In summary, we have demonstrated that NMF is a method capable of accomplishing various tasks in scRNA-Seq data analysis, from reclassifying populations of single cells to revealing meaningful genes and modules of biological significance. We expect the new workflow proposed here will have valuable applications in the field of scRNA-Seq bioinformatics analysis.
Supplemental Information
Errors of labeling in other methods, exemplified with the mouse embryonic lung epithelial dataset
(A) PCA plot showing wrongly clusters samples by K-means. (B–D) Dendrogram showing the clustering results of hierarchical clustering, the red dashed lines are the binary decisions from the roots.
Overlapping between the feature genes found by the various important gene calling methods in Fig. 3
(A) heatmap with each square marking the Jaccard index of the pair. (B) The dendrogram showing the hierarchical clustering results using the distance measured by one minus the Jaccard indices.
The kernel density estimation (KDE) plot showing the frequency of log expression values of “important genes” that separate E14.5 vs.

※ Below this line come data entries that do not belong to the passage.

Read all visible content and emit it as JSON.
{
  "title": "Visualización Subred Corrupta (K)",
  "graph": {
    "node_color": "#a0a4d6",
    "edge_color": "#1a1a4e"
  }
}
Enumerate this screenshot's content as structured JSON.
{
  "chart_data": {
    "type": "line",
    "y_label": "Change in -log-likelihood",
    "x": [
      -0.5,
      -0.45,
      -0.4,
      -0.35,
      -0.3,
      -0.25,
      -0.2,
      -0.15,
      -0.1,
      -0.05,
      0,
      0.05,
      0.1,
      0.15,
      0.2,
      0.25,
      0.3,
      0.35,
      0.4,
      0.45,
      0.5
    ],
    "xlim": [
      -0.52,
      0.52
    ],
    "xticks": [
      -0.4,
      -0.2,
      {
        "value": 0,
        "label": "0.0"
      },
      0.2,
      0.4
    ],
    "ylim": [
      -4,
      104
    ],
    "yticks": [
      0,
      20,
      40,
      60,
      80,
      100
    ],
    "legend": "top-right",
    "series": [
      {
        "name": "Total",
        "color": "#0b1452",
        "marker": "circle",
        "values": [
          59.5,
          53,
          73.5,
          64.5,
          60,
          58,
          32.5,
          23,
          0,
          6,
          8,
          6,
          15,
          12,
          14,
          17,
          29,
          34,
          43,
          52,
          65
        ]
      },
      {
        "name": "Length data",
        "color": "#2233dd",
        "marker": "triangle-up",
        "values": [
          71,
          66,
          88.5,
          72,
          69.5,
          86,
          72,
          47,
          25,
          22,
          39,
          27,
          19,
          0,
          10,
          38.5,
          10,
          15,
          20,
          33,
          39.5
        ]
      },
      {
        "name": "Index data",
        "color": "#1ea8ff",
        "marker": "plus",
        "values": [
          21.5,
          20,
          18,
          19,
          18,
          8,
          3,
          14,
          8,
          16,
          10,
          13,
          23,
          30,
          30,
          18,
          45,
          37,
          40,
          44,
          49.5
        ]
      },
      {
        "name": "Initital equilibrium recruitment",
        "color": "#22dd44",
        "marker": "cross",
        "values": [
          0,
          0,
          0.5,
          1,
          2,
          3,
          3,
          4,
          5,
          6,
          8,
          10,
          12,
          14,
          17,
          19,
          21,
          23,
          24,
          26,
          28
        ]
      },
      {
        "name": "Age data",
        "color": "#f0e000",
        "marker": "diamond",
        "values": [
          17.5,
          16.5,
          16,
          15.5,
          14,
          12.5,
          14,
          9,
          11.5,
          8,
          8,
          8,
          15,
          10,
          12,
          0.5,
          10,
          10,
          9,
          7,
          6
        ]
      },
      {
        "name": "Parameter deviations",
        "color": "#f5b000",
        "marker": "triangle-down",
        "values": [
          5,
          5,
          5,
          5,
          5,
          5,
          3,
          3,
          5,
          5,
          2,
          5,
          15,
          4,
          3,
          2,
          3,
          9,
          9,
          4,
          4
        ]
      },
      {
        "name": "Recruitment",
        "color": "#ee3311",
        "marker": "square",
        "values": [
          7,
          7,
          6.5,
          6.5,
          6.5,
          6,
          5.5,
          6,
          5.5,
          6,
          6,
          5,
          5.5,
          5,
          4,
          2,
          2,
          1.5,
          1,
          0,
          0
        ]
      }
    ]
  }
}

E16.5, as detected by the various methods in Fig. 3
MA-plots and PPI network modules in other datasets
(A–C) MA-plot highlighting the important genes identified by NMF, on three other datasets: (A) HSC vs. MPP1 (B) Glioblastoma MGH29 vs MGH31 (C) Bone marrow dendritic cells CDP vs. MDP. (D–F) Corresponding top PPI network modules discovered by Spinglass algorithm, using genes identified in (A–C) respectively.
The kernel density estimation (KDE) plot showing distribution of the CV 2 of the “important genes” that separate E14.5 vs. E16.5, as detected by the various methods in Fig. 3
Bar-plot showing the robustness of the top 500 genes selected by NMF
Leave-one-out runs are performed and the selected top 500 genes have over 95% frequency to be in the top 500 gene list, whereas non-top 500 genes have less than 2% frequency to enter the top 500 gene list.